Partant des apports de la psychologie cognitive, Guichard suggère une redéfinition du concept sociologique de « formes identitaires » proposé par Dubar. Il en précise les modes de structuration interne caractérisés par des structures cognitives, schémas, scripts, représentations mentales, cadres qui permettent de « percevoir » immédiatement un objet, de « lire » une situation et de s’y comporter d’une manière sensée pour soi-même et pour autrui. (Guichard, 2004b, p. 6). Les « formes identitaires » représentent donc une vision d’autrui ou de soi-même ou une construction de soi selon la structure d’un cadre identitaire déterminé (Guichard, 2004b, p. 8). Elles correspondent à un ensemble d’actions et d’interactions qui renvoient à des savoirs, des savoir-faire et des savoir-être. Ce sont également des modes de rapports aux « objets » du contexte, à soi-même, aux autres et aux anticipations futures de soi. Guichard distingue dans ces formes identitaires, les « formes identitaires subjectives » et les « formes identitaires subjectives anticipées ».

Les formes identitaires subjectives

La subjectivité telle qu’elle est présentée dans ce modèle se réfère au concept de

« subjectivation » de Foucault. Elle désigne les modes de rapports à soi qui déterminent la manière dont l’individu se construit en fonction des contextes, des circonstances mais aussi dans son rapport à autrui. La subjectivité est donc faite de facteurs et processus intra-interindividuels, collectifs et sociaux (Guichard, 2004b, p.2). Elle prend différentes formes en fonction des contextes : « Le sujet n’est pas une substance. C’est une forme, et cette forme n’est pas partout ni toujours identique à elle-même […] Il y a sans doute des rapports et des interférences entre ces différentes formes du sujet, mais on n’est pas en présence du même type de sujet. Dans chaque cas, on joue, on établit à soi-même des formes de rapport différentes » (Foucault cité par Guichard, 2004b, p. 6)

Les « formes identitaires subjectives » (FIS) renvoient à un ensemble de manières d’être, d’agir et d’interagir en lien avec une certaine représentation de soi dans un certain contexte (Guichard, 2007). Dans ce sens, les formes identitaires qui caractérisent un individu à un

moment précis sont celles qui constituent son présent, celles qui sont passées mais continuent toujours à marquer le présent et celles qui correspondent à certaines anticipations de soi. Cette représentation/perception de soi est marquée par un processus de différenciation, d’affirmation de son individualité et de son unicité : « la construction de soi dans une forme identitaire subjective conduit, selon toute vraisemblance, l’individu à assigner certaines valeurs par défaut particulières aux attributs du cadre sous-jacent » (Guichard, 2004b, p. 8).

Les formes identitaires subjectives anticipées

Guichard (2004b) précise par ailleurs que certaines de ces FIS se rapportent aux contextes dans lesquels l’individu interagit et dialogue à un moment donné de son existence, d’autres renvoient à des anticipations ou à des imaginations de soi dans le futur, d’autres enfin à des expériences passées qui ont durablement marqué la personne. Les formes identitaires subjectives renvoyant à des anticipations ou à des imaginations de soi dans une position sociale future, notamment, un concept de soi professionnel possible et souhaitable sont désignées : « formes identitaires subjectives anticipées » (FISPA), e.g. moi en tant que chimiste, biologiste ou sociologue, etc.

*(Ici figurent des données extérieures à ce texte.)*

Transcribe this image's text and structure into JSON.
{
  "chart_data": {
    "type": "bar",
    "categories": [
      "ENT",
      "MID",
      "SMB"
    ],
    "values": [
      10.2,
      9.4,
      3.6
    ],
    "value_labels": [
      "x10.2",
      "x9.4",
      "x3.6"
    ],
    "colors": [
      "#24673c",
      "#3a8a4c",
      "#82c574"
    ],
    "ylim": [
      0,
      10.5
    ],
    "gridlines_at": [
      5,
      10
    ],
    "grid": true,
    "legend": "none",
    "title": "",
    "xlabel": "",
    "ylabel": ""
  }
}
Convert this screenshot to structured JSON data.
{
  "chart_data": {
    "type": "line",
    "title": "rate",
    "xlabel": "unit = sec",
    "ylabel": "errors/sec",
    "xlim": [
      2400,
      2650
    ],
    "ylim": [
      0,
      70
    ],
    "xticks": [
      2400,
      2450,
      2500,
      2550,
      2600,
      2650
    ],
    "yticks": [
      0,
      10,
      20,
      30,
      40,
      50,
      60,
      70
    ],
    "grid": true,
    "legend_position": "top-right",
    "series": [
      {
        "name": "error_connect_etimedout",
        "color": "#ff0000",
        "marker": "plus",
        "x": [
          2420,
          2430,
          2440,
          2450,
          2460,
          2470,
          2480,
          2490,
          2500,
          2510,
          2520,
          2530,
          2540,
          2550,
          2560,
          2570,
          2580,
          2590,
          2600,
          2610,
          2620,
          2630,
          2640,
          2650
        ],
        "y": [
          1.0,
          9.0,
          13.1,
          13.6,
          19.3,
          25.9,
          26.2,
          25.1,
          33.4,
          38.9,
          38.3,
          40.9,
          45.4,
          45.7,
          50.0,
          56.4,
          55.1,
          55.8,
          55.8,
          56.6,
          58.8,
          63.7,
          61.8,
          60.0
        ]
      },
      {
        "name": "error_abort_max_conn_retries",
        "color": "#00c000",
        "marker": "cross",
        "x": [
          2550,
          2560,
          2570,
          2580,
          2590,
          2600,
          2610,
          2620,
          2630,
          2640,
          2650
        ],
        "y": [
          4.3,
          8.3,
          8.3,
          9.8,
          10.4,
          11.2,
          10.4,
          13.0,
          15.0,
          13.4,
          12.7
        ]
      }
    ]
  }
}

Dans le fonctionnement de ce système, certaines formes identitaires peuvent occuper une place centrale par rapport à d’autres. Elles sont également susceptibles de varier selon les contextes. Guichard utilise le terme de vicariance pour exprimer la possibilité de substitution d’un FIS à un autre en fonction du contexte. Les formes identitaires sont donc vicariantes mais elles fonctionnent sur la base d’un système subjectif unifié.